Он у меня очень способный, Карл. Прямо гордость всей семьи. Два раза он выигрывал на конкурсах по шведской литературе в нашей коммуне. Он способный. Еще он хороший футболист, так говорит его тренер. Правда, там он ничего не выигрывал, но ему ведь всего одиннадцать.

У Карла есть маленькая сестра, Анна- Лукреция. Она его очень любит. У нее большие голубые глаза, отец часто целует ее и лепечет ей что-то малопонятное. Моего мужа зовут Гуннар. Вообще, маркиз Гуннар - Иоахим II, но это, пожалуй, не важно.

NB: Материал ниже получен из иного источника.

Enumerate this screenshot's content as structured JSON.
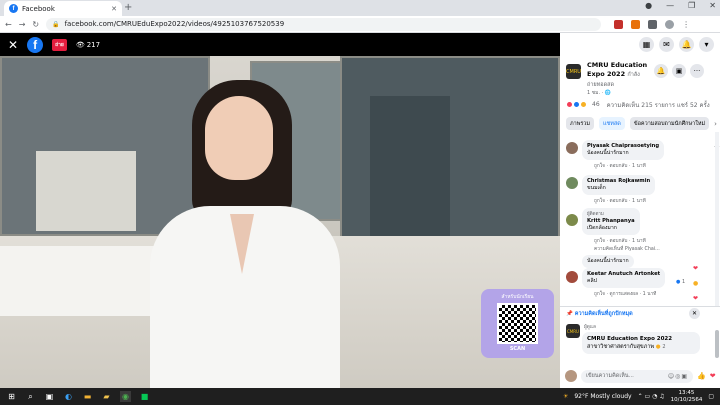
{
  "browser": {
    "tab_title": "Facebook",
    "url": "facebook.com/CMRUEduExpo2022/videos/4925103767520539"
  },
  "video": {
    "live_badge": "ถ่าย",
    "view_count": "217",
    "qr_label": "สำหรับนักเรียน",
    "qr_scan": "SCAN"
  },
  "panel": {
    "page_name": "CMRU Education Expo 2022",
    "page_suffix": "กำลังถ่ายทอดสด",
    "time": "1 ชม.",
    "reaction_count": "46",
    "stats_text": "ความคิดเห็น 215 รายการ  แชร์ 52 ครั้ง",
    "tabs": [
      "ภาพรวม",
      "แชทสด",
      "ข้อความสอบถามนักศึกษาใหม่"
    ],
    "comments": [
      {
        "name": "Piyasak Chaiprasoetying",
        "text": "น้องคนนี้น่ารักมาก",
        "meta": "ถูกใจ · ตอบกลับ · 1 นาที"
      },
      {
        "name": "Christmas Rojkawmin",
        "text": "ขนมเด็ก",
        "meta": "ถูกใจ · ตอบกลับ · 1 นาที"
      },
      {
        "label": "ผู้ติดตาม",
        "name": "Kritt Phanpanya",
        "text": "เปิดกล้องมาก",
        "meta": "ถูกใจ · ตอบกลับ · 1 นาที",
        "reply": "ความคิดเห็นที่ Piyasak Chai..."
      },
      {
        "text": "น้องคนนี้น่ารักมาก",
        "meta": "ถูกใจ · ตอบกลับ · 1 นาที"
      },
      {
        "name": "Keetar Anutuch Artonket",
        "text": "คลิป",
        "meta": "ถูกใจ · ดูการแสดงผล · 1 นาที",
        "reacts": "1"
      }
    ],
    "pinned_header": "ความคิดเห็นที่ถูกปักหมุด",
    "pinned_label": "ผู้ดูแล",
    "pinned_name": "CMRU Education Expo 2022",
    "pinned_text": "สาขาวิชาศาสตรากับสุขภาพ",
    "pinned_reacts": "2",
    "composer_placeholder": "เขียนความคิดเห็น..."
  },
  "taskbar": {
    "weather": "92°F  Mostly cloudy",
    "time": "13:45",
    "date": "10/10/2564"
  }
}
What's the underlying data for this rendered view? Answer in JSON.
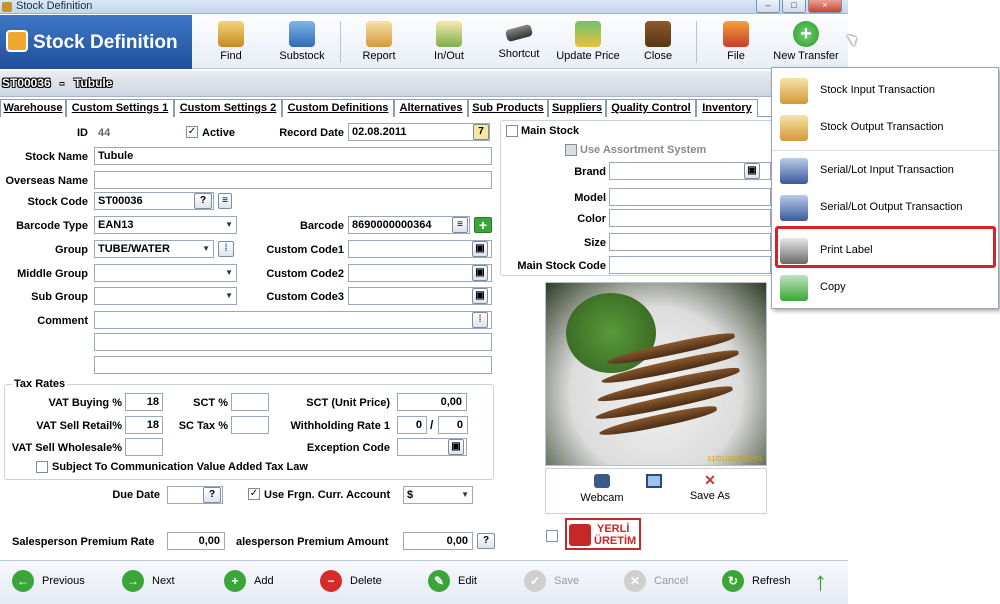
{
  "window": {
    "title": "Stock Definition",
    "min": "–",
    "max": "□",
    "close": "×"
  },
  "banner": {
    "title": "Stock Definition"
  },
  "toolbar": [
    {
      "label": "Find"
    },
    {
      "label": "Substock"
    },
    {
      "label": "Report"
    },
    {
      "label": "In/Out"
    },
    {
      "label": "Shortcut"
    },
    {
      "label": "Update Price"
    },
    {
      "label": "Close"
    },
    {
      "label": "File"
    },
    {
      "label": "New Transfer"
    }
  ],
  "stock": {
    "code": "ST00036",
    "dash": "-",
    "name": "Tubule"
  },
  "tabs": [
    "Warehouse",
    "Custom Settings 1",
    "Custom Settings 2",
    "Custom Definitions",
    "Alternatives",
    "Sub Products",
    "Suppliers",
    "Quality Control",
    "Inventory"
  ],
  "form": {
    "id_label": "ID",
    "id_value": "44",
    "active_label": "Active",
    "record_date_label": "Record Date",
    "record_date": "02.08.2011",
    "stock_name_label": "Stock Name",
    "stock_name": "Tubule",
    "overseas_name_label": "Overseas Name",
    "stock_code_label": "Stock Code",
    "stock_code": "ST00036",
    "barcode_type_label": "Barcode Type",
    "barcode_type": "EAN13",
    "barcode_label": "Barcode",
    "barcode": "8690000000364",
    "group_label": "Group",
    "group": "TUBE/WATER",
    "middle_group_label": "Middle Group",
    "sub_group_label": "Sub Group",
    "custom_code1_label": "Custom Code1",
    "custom_code2_label": "Custom Code2",
    "custom_code3_label": "Custom Code3",
    "comment_label": "Comment",
    "question_mark": "?"
  },
  "right": {
    "main_stock_label": "Main Stock",
    "use_assortment_label": "Use Assortment System",
    "brand_label": "Brand",
    "model_label": "Model",
    "color_label": "Color",
    "size_label": "Size",
    "main_stock_code_label": "Main Stock Code",
    "webcam_label": "Webcam",
    "save_as_label": "Save As",
    "photo_stamp": "01/01/2008 01:01",
    "yerli_line1": "YERLİ",
    "yerli_line2": "ÜRETİM"
  },
  "tax": {
    "title": "Tax Rates",
    "vat_buying_label": "VAT Buying %",
    "vat_buying": "18",
    "vat_sell_retail_label": "VAT Sell Retail%",
    "vat_sell_retail": "18",
    "vat_sell_wholesale_label": "VAT Sell Wholesale%",
    "sct_label": "SCT %",
    "sc_tax_label": "SC Tax %",
    "sct_unit_label": "SCT (Unit Price)",
    "sct_unit": "0,00",
    "withholding_label": "Withholding Rate 1",
    "withholding_a": "0",
    "withholding_sep": "/",
    "withholding_b": "0",
    "exception_label": "Exception Code",
    "subject_label": "Subject To Communication Value Added Tax Law"
  },
  "misc": {
    "due_date_label": "Due Date",
    "use_frgn_label": "Use Frgn. Curr. Account",
    "currency": "$",
    "sp_rate_label": "Salesperson Premium Rate",
    "sp_rate": "0,00",
    "sp_amount_label": "alesperson Premium Amount",
    "sp_amount": "0,00"
  },
  "bottom": [
    {
      "label": "Previous"
    },
    {
      "label": "Next"
    },
    {
      "label": "Add"
    },
    {
      "label": "Delete"
    },
    {
      "label": "Edit"
    },
    {
      "label": "Save"
    },
    {
      "label": "Cancel"
    },
    {
      "label": "Refresh"
    }
  ],
  "menu": [
    {
      "label": "Stock Input Transaction"
    },
    {
      "label": "Stock Output Transaction"
    },
    {
      "label": "Serial/Lot Input Transaction"
    },
    {
      "label": "Serial/Lot Output Transaction"
    },
    {
      "label": "Print Label"
    },
    {
      "label": "Copy"
    }
  ],
  "colors": {
    "banner": "#2a5ba8",
    "highlight": "#d6232a",
    "accent_green": "#3aa63a"
  }
}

В последнее время он стал худеть и хуже есть. Я беспокоюсь, как бы его здоровье не пошатнулось, как в сентябре, когда он простудился во время поездки в Ставангер, к своей матери. Я очень люблю его. Конечно, с годами мы отнюдь не похорошели, к тому же, он очень тяжело пережил смерть Свена, но я правда в нем души не чаю.
Кофе закипает, и я тихонько стучусь в дверь Гуннара.
- Гуннар, мой дражайший…я сделала тебе кофе…
Он зовет меня внутрь, и я, затаив дыхание, захожу в его спальню.

Очень душно, разве так можно? Закрыта даже форточка. В комнате темно, тяжелые шторы плотно занавешивают высокие окна. На ощупь, я пробираюсь к ним и отдергиваю одну из штор.
- Ууууууррррррр…. – звучит за моей спиной.
Поочередно я отодвигаю все шторы, и душная спальня насыщается июльским утром.
-Ууууууу….-недовольно урчит Гуннар, когда я открываю одно из окон – он очень боится сквозняков.
Я сажусь рядом с ним, пока он потягивается, и легонько поглаживаю его кончиками пальцев. Слегка припухший, он сонно трет глаза.
На кухне громко уронили что-то металлическое, и я, чмокнув мужа в щеку, спешу на кухню.

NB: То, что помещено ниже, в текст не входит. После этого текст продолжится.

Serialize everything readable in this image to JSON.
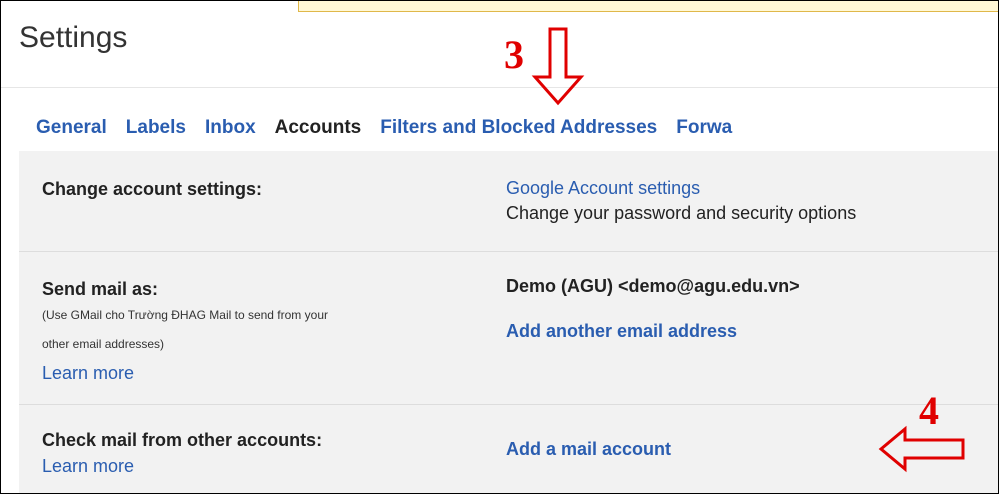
{
  "page_title": "Settings",
  "tabs": [
    {
      "label": "General",
      "active": false
    },
    {
      "label": "Labels",
      "active": false
    },
    {
      "label": "Inbox",
      "active": false
    },
    {
      "label": "Accounts",
      "active": true
    },
    {
      "label": "Filters and Blocked Addresses",
      "active": false
    },
    {
      "label": "Forwa",
      "active": false
    }
  ],
  "rows": {
    "change_account": {
      "label": "Change account settings:",
      "link": "Google Account settings",
      "description": "Change your password and security options"
    },
    "send_mail_as": {
      "label": "Send mail as:",
      "note_line1": "(Use GMail cho Trường ĐHAG Mail to send from your",
      "note_line2": "other email addresses)",
      "learn_more": "Learn more",
      "address": "Demo (AGU) <demo@agu.edu.vn>",
      "add_link": "Add another email address"
    },
    "check_mail": {
      "label": "Check mail from other accounts:",
      "learn_more": "Learn more",
      "add_link": "Add a mail account"
    }
  },
  "annotations": {
    "marker_3": "3",
    "marker_4": "4",
    "arrow_color": "#e00000"
  },
  "colors": {
    "link": "#2a5db0",
    "panel_bg": "#f2f2f2",
    "tooltip_bg": "#fff8d6"
  }
}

Сегодня суббота. Сейчас 9:05 утра,9 июля.

Накормив всех своих ребят, я обуваюсь в прихожей. Нужно поспешить, на десять мне к господину Ханссену за костюмом, Карл вырос, а на носу Мидсоммардаген. Проверяя количество денег в кошельке, я торопливо прокручиваю в замке ключ и выскакиваю во двор. Утреннее солнце своим безвредным пламенем лениво чешет аккуратно подстриженные кусты у нас в саду, по аллее снуют муравьи, в песок небрежно воткнут совочек Анны.
Я спешно пробегаю вдоль, между яблонями и выскакиваю на улицу, попутно вспоминая, что у нас заканчивается кофе. Наши соседи с Карлдентольвтегатан 11 выпустили своих сорванцов на улицу, и они увлеченно катаются в своих тщательно выглаженных штанишках по земле, имитируя ожесточенную перестрелку. Солнце.
Солнце такое нежное, какого я еще никогда не видела, я выхожу из частного сектора на Дроттнинггатан и быстрым шагом семеню в остановке. Езды минут сорок, если зайти в магазин после ателье, вполне можно успеть. Да, кстати, надо не забыть про мускатный орех.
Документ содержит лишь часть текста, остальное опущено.